For the example, he used a pay grade that has a minimum salary of $45,750 and a maximum salary of $56,443. The midpoint or average of the two salary figures is $51,097.
If a 2 percent pay increase is proposed, the midpoint figure of $51,097 would be multiplied by 2.0 percent. That would mean that each employee in that pay grade would receive a $1,020 pay increase.
Singleton said the percentage of increase for minimum-salaried employees would be 2.23 percent and 1.81 percent for maximum-salaried employees. Even though the percentages of increase are different, everyone in that pay grade would receive the same dollar increase.
If the midpoint method is used for all of the school district’s 1,925 employees, it would cost $1,652,150. A salary of 2 percent of midpoint would require dipping into the fund balance for $490,750.
The school district currently has a fund balance which represents 23.19 percent of the operating expenses. If fund balance money is used for pay raises, the percentage would decrease slightly to 22.83 percent. A school board policy calls for the fund balance to be at least 20 percent.
“My issue is the same as it was last week,” Cuny said early in the Monday morning discussion. “All I’m saying is, you know, I wish there was more than 1.161 (million dollars) left, but there’s not. And I’m not criticizing how this process has come down, but I just don’t feel right in going in the fund balance again to make up the difference. We’ve got 1.161. I think that’s what we need to be talking about.”
Later, he added: “That’s my opinion. I’m not going to fall on the sword on this … I’m going to follow the consensus. But that’s my opinion. I just think if we keep going into it (the fund balance), eventually, it’s going to catch up with us.”
“I just know that at some point in time, we’re going to hit that 20 percent with the rate that we’re going,” added Hamilton. “When we hit that 20 percent, how do we present that to the teachers and all the other positions that we have? … that we have to live within our means now because we’re not going to go to the 20 percent. So, how do we position that?”
Board members later talked about the possibility of cutting some operating expenses to ease the impact on the fund balance.
Hamilton said the operational expense cuts could involve “any kind of projects out there that we could execute to drive operating expenses down some, 1 percent, 2 percent, whatever. Then, that frees up that operating expense that could be reallocated to go to something else, which could be raises.
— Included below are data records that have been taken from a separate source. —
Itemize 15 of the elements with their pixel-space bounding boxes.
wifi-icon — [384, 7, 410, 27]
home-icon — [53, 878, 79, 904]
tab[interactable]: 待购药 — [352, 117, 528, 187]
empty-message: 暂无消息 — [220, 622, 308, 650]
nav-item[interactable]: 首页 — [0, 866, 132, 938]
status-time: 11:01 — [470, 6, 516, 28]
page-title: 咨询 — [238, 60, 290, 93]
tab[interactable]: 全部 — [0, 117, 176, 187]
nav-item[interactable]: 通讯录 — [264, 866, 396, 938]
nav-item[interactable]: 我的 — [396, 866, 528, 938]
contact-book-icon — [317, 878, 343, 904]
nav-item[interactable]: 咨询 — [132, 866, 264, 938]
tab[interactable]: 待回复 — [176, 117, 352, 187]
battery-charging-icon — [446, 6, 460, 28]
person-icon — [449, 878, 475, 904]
“But my fear is if we keep digging into it, digging into it, we’re going to hit that 20 percent and then we’re going to have some really, really hard discussions because at some point in time, discussions are going to revolve around let’s look at all the different programs we’re funding and if we really want to give raises, what programs have to be cut?”
Cuny asked board member Stan Lowrance for his thoughts on the issue.
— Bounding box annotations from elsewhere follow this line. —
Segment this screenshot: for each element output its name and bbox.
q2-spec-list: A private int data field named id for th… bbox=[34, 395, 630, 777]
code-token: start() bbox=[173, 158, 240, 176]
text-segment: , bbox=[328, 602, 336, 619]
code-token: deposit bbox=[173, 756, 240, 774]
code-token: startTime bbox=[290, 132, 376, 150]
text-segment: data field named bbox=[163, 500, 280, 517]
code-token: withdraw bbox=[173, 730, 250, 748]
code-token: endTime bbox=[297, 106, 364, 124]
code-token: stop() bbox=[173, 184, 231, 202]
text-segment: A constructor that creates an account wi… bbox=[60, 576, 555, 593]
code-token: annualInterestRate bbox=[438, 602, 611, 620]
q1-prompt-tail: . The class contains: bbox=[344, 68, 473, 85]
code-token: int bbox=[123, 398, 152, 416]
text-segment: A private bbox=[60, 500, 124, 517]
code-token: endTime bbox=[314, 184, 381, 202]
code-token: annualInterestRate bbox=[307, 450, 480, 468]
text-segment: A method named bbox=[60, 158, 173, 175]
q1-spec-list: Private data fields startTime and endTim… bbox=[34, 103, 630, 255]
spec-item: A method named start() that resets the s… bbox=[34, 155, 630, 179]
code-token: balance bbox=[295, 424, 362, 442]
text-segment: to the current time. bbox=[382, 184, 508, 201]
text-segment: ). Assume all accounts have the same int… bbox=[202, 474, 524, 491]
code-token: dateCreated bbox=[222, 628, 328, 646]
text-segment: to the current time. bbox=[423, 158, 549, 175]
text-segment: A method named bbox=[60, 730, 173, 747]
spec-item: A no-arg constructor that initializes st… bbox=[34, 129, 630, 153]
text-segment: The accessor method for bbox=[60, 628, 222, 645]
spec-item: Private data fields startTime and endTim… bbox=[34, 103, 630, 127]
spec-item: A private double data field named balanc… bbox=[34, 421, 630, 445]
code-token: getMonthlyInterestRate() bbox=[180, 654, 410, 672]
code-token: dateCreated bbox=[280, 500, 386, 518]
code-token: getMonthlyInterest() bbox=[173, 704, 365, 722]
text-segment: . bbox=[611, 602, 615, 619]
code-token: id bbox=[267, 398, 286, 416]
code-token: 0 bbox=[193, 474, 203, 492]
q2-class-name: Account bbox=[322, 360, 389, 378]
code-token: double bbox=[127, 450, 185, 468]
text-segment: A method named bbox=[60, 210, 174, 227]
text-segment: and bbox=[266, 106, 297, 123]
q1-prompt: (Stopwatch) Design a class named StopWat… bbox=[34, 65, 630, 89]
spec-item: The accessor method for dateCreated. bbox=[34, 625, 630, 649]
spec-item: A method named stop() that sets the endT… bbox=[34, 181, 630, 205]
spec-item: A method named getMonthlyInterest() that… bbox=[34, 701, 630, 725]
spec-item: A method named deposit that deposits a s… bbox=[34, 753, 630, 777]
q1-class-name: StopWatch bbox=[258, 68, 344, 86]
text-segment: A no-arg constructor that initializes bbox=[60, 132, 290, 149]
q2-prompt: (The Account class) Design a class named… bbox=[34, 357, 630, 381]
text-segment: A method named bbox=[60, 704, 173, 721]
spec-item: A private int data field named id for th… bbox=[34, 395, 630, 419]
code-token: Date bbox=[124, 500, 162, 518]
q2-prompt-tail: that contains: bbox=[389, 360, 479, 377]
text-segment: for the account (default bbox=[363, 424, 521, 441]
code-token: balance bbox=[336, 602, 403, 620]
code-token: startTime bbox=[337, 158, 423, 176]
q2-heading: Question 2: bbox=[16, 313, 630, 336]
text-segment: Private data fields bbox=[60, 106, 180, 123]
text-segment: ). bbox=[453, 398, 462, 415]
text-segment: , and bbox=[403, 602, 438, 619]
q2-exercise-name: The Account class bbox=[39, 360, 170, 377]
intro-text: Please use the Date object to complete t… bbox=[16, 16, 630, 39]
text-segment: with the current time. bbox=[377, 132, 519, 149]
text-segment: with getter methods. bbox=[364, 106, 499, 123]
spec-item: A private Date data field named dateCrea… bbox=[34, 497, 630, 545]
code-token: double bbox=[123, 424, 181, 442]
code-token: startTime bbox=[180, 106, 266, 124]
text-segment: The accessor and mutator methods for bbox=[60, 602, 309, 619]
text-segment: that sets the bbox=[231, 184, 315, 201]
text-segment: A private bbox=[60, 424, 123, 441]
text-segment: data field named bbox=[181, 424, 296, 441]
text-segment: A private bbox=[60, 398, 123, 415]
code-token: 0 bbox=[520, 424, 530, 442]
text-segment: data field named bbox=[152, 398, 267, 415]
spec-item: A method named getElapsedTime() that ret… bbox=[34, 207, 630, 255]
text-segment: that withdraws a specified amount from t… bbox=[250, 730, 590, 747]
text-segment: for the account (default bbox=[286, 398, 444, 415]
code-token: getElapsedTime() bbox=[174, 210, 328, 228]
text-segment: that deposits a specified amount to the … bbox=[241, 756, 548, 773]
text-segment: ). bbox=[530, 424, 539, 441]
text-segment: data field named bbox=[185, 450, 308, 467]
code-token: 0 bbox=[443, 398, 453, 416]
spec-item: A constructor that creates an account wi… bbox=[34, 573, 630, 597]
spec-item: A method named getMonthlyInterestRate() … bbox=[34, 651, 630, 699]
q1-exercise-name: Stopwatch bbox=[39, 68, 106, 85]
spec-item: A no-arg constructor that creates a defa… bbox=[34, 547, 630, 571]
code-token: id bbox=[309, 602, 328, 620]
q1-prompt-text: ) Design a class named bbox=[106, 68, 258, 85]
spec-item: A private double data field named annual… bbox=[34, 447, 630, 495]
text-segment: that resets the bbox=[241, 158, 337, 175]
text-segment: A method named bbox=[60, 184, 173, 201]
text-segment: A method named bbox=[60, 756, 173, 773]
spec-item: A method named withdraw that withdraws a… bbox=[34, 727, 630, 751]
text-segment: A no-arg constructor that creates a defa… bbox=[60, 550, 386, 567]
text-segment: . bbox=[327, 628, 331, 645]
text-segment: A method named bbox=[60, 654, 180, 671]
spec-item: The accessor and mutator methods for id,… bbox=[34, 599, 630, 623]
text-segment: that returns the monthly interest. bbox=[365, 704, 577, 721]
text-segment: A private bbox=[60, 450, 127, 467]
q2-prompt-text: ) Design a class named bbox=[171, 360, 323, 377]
“You don’t have a problem going into the fund balance with this, do you?” Cuny asked.
“No, because I don’t think we’ll end up getting into the fund balance,” Lowrance responded.
Board member David Loftis expressed confidence that the school district will not have a deficit budget.
“This year, if we make up $500,000, then we don’t have a deficit budget,” Loftis said.
“By the end of the year, there’s probably going to be 500,000 (dollars) that you don’t spend,” he added. “We’ve never come in over budget in the last seven years of what we projected our budget to be.”
Hamilton agreed with Loftis, then added: “I don’t want to put words in your mouth, but if I’m hearing what I think I’m hearing, you’re saying let’s borrow 490,000 (dollars) from the fund balance with the hope that we’re going to come in and don’t have to go into the fund balance.”
“I don’t have a problem using our fund balance as a savings account to give our teachers a 2 percent pay increase,“ Lowrance said. “And I believe … at the end of this time, we will not have to do that. But the whole idea of having the fund balance is having that savings account to be able to do the things we need to do and I think part of that is continue to give our teachers somewhat of a raise.”